5. Exclusion of the impact of dams: the dams are indeed a large contributing factor to the uncertainty in the results. Dam-regulated rivers may have a significantly different effect on biodiversity compared to free-flowing rivers. The ISIMIP data used to calculate EF violations considers the effects of large dams on the streamflow. However, to explicitly isolate the effects of dams in this analysis from other drivers, information on dam operation schemes for each sub-basin would be necessary, and this would require a paper on its own. Therefore, the effects of the dams are incorporated in this study but are not explicitly analyzed separately from other drivers.

5 Summary and conclusion

The relationship between EF violations and freshwater biodiversity was evaluated at globally aggregated levels in this study. No significant relationship between EF violation and freshwater biodiversity indicators was found at the global or ecoregion scale using globally consistent methods and currently available data. Relationships may exist at smaller scales and could potentially be identified with more holistic EF methods that include multiple factors (e.g., temperature, water quality, intermittency, connectivity) and more extensive freshwater biodiversity data. A single negative result is not a final say, but it is a call to conduct more study on existing generalized and well-applied methods.
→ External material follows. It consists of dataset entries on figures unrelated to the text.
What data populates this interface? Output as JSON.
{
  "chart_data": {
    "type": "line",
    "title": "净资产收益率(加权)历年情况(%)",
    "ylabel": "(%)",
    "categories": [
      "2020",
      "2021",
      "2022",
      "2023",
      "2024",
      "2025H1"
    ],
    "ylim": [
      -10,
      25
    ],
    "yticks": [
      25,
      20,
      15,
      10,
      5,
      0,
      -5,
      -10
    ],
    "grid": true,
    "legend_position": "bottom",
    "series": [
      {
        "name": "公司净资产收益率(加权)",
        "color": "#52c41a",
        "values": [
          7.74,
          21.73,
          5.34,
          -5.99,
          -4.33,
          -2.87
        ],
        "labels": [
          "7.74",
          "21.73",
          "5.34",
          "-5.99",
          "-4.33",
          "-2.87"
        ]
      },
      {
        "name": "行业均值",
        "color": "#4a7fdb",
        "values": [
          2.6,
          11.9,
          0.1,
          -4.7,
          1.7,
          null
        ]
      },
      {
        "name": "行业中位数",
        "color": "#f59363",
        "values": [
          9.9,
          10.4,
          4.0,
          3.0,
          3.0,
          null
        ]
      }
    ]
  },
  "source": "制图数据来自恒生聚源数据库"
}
The paper is not intended to be a definitive test on the relationship between EF and aquatic biodiversity, but more to be an exploratory analysis that tests a widely used but rarely verified assumption of the relationship at the global and ecoregion scale. The lack of correlation in the EF–biodiversity relationship found in this study suggests that particular care should be taken when developing macro-scale EF policies (regional and above), and further implies that the conceptualization of a blue water planetary boundary ought to rest upon a broader set of relationships between hydrological processes and Earth system functioning. At larger scales, the enormous spatial and temporal heterogeneity in the EF–biodiversity relationship motivates a holistic estimation of EF grounded in ecosystem dynamics.